De zin en onzin van zelfsturing en zelforganisatie

20 december 2018

Door: Angelique van de Velde 

Zelfsturing en zelforganisatie: de twee begrippen vliegen je tegenwoordig om de haverklap om de oren. Nu organisaties worden gedwongen steeds sneller mee te bewegen met de markt, lijken deze nieuwe vormen van zelfmanagement het gouden antwoord. Maar dan moeten ze wel goed uitgevoerd worden. Zorg dat jouw OR een vinger aan de pols houdt.

 

Het verschil tussen zelfsturing en zelforganisatie

Allereerst help ik graag een misverstand uit de lucht, want hoewel veel mensen zelfsturing en zelforganisatie lukraak door elkaar gebruiken, zijn ze verschillend. Meestal hebben we het over zelforganisatie. Je krijgt een teamdoel mee vanuit de top van de organisatie, bijvoorbeeld bedrijfsgroei. Hoe dat gebeurt vult het team binnen de gestelde kaders zelf in. Zelfsturing is echt wezenlijk anders: niet de directie, maar het team zelf stelt de doelen.

"Zie zelfsturing of zelforganisatie alsjeblieft niet als een manier om een laag managers weg te bezuinigen, want dan kom je van een koude kermis thuis. Het succesvol invoeren en faciliteren kost net zo goed geld."
- Angélique van de Velde

De randvoorwaarden

Het realiseren van zelfsturing of zelforganisatie is complex. Het succes valt of staat met de implementatie. Wij zien dat medewerkers er gelukkig voor open staan. Vreemd genoeg zijn het de organisaties die vaak te licht over de implementatie denken. Zorg dat jouw organisatie aan de randvoorwaarden voldoet en dat je dit soort ingewikkelde veranderingen niet als een kip zonder kop doorvoert, omdat iedereen het nou eenmaal doet. Hier wat tips:

  1. Bekijk wat het concept zelfsturing of zelforganisatie concreet voor jouw organisatie betekent. Voor welk probleem is het een oplossing? Waarom doen we dit en is er draagvlak? Weten medewerkers wat er van hen verwacht wordt? Zorg dat je dit scherp hebt.
  2. Controleer of de bedrijfscultuur in orde is. Is er een sfeer van samenwerking en vertrouwen? Durven mensen elkaar feedback te geven? Deze basis is essentieel. Wat gebeurt er als medewerkers niet meer met elkaar door één deur kunnen in het team? Denk hierover na.
  3. Leg vast hoe je het gaat implementeren. Bedenk hoe je medewerkers gaat faciliteren: krijgen zij er tijd voor, bijvoorbeeld om zich de nieuwe rollen eigen te maken? Is er voldoende coaching? En hoe monitor je de implementatie?
  4. Train managers om resultaatgericht leiding te geven. Inspirerend leiderschap is van groot belang voor zelfsturing en zelforganisatie.
  5. Bepaal kaders en grenzen en stel een collectieve ambitie, doelen en visie vast.
OR, gebruik je adviesrecht

 

Mocht de implementatie onverhoopt in de soep lopen, zorg dan dat je dit op tijd aankaart. Niet voor niets heeft de OR adviesrecht over de inrichting. Peil bij de achterban of er voldoende draagvlak is en wat er beter kan. Koppel dit terug aan de directie, beperk je tot een aantal belangrijke speerpunten die er toe doen en zorg dat je deze goed beargumenteert.

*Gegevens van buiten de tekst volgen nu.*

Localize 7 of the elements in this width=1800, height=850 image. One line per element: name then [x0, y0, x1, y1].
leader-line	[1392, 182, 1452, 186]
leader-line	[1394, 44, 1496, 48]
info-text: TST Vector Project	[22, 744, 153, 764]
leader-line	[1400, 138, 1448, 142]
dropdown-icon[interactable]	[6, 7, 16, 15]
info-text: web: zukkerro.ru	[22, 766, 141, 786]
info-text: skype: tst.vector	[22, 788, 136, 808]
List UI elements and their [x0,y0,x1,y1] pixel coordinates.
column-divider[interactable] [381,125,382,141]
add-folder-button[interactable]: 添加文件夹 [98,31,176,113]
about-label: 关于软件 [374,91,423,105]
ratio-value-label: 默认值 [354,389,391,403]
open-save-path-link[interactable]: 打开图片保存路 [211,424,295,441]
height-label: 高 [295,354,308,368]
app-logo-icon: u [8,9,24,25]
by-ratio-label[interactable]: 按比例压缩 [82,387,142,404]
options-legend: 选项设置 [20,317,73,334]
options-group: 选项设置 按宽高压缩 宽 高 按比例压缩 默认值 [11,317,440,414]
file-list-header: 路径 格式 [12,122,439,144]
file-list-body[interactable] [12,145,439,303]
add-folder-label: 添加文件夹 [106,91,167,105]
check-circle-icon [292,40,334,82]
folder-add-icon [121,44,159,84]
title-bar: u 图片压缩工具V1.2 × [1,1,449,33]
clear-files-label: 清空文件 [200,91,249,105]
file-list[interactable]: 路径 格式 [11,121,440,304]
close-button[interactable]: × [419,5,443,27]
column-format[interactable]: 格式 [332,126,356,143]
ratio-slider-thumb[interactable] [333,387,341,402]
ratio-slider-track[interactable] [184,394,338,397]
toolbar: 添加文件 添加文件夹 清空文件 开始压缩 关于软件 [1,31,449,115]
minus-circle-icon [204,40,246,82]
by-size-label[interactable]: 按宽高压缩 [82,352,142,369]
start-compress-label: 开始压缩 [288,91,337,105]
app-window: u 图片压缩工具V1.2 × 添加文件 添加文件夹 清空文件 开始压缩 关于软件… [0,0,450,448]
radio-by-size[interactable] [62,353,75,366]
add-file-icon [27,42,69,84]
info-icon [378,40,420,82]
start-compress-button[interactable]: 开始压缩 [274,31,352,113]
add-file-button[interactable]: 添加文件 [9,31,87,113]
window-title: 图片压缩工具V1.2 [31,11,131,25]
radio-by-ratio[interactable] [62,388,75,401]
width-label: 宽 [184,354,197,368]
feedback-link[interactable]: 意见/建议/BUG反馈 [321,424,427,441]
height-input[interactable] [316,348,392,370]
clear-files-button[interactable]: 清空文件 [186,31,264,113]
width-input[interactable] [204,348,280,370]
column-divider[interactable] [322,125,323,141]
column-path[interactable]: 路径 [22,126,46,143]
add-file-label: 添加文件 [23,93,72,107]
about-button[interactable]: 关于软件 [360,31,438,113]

Het gevaar van te weinig kaders

Bij zelforganisatie lijken de mogelijkheden oneindig, maar werknemers hebben zeker een richtlijn nodig. Je kunt niet zonder management, ook al werken leidinggevenden voortaan meer faciliterend dan sturend. De rol van medewerkers moet duidelijk zijn. En dan bedoel ik geen hippe termen zoals ‘spelverdeler’, waarvan niemand weet wat het nu echt concreet inhoudt. Het risico bestaat dan dat niemand of juist iedereen op de bal afrent.

Angelique van der Velde
De invoering van zelfsturing of zelforganisatie is complex. Het is aan jouw OR om kritisch te kijken of jouw organisatie meebeweegt met een hype of er echt wat aan heeft.